As the winner, Long received a golden hatchet and a year’s supply of potted shrimp — shrimp sauteed in butter and mace — one of those national delicacies that’s made British food a favorite the world over.
But I’m fine. Really. (Proust never won the Nobel, you know.) And I don’t even like shrimp.
One last look at the brutal finalists before we pass into the obscurity of history:
- Craig Brown described Richard Bradford’s “The Odd Couple” as “a triumph of ‘cut and paste’ . . . the most shameless exercise in marketing old rope that I’ve ever come across.”
- Richard Evans wrote that A.N. Wilson’s new biography of Hitler was a travesty — a collection of stale, unoriginal material, banal, cliché-ridden historical judgements, written in a lame, tired narrative style by a repellently arrogant man.
- Claire Harman called Andrew Motion’s novel a boring and implausible sequel to “Treasure Island.”
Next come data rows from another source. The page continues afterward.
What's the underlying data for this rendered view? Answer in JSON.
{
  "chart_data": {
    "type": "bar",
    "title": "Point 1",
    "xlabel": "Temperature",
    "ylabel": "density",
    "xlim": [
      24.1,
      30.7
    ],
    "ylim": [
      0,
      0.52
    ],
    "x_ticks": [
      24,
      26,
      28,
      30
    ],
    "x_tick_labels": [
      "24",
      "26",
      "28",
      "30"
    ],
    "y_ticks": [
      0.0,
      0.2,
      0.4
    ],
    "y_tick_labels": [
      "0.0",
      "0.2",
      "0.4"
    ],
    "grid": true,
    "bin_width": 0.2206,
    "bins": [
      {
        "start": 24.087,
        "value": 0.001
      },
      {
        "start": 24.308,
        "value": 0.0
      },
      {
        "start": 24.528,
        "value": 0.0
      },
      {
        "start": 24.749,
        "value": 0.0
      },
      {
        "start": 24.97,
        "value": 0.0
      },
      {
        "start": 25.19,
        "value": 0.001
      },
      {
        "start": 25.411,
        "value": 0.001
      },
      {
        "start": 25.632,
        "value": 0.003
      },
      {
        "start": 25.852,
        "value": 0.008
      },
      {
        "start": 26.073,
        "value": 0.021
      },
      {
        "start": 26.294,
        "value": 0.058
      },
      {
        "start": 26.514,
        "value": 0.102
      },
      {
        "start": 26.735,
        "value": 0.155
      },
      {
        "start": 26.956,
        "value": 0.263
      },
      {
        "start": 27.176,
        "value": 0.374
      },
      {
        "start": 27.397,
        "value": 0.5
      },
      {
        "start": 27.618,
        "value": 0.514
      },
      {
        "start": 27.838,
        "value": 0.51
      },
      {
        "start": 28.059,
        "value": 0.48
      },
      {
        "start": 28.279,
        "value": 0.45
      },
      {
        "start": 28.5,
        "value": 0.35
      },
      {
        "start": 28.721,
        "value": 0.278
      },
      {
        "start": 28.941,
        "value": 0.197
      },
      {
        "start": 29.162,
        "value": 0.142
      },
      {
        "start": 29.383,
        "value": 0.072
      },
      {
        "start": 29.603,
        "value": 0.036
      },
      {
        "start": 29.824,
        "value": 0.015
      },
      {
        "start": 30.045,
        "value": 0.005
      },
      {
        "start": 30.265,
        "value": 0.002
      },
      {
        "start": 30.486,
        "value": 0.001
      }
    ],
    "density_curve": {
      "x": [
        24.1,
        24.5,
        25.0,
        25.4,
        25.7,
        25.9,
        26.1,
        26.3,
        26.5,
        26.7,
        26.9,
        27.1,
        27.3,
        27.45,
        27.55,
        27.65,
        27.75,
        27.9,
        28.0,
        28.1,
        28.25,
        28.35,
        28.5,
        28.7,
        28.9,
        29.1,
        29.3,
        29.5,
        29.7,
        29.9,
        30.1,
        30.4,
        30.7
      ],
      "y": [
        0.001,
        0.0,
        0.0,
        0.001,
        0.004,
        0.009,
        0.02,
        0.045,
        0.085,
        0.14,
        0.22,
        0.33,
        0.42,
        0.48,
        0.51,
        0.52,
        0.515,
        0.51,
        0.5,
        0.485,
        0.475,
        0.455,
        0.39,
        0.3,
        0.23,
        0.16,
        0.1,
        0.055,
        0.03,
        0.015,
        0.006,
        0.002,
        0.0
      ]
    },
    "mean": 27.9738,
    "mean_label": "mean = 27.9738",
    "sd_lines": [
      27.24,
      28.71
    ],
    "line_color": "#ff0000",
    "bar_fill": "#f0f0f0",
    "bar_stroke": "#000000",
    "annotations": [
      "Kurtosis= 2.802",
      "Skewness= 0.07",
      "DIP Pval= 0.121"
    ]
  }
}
- Zoë Heller said Salman Rushdie’s memoir, “Joseph Anton,” is written with “lordly nonchalance” by a man who portrays himself as an “an embattled, literary immortal-in-waiting.”
- Allan Massie wrote that “The Divine Comedy,” by Craig Raine, is a wearisome, self-indulgent, affected, mannered, rather silly sex-obsessed novel.
- Suzanne Moore couldn’t stand the utter drivel and dumbed-down feminism of “Vagina,” by the infinitely privileged and sheltered Naomi Wolf.
- And finally, yours truly, described Martin Amis’s meandering novel “Lionel Asbo” as full of class mockery that curdles into a misanthropic vision of human suffering from an author unwilling to exert more effort than it would take to change the channel from “Jersey Shore” to “Half Pint Brawlers.”
Let’s take a breath and remember this little poem by the late, great poet George Garrett:
To a Certain Critic
Walking in the woods, you turn over a rotten log.
Out from under crawls something very snotlike and pale.
If it could open its mouth and talk good English,
you’d know exactly what you sound like to me.
Obviously, he was talking about those other losers. Not me.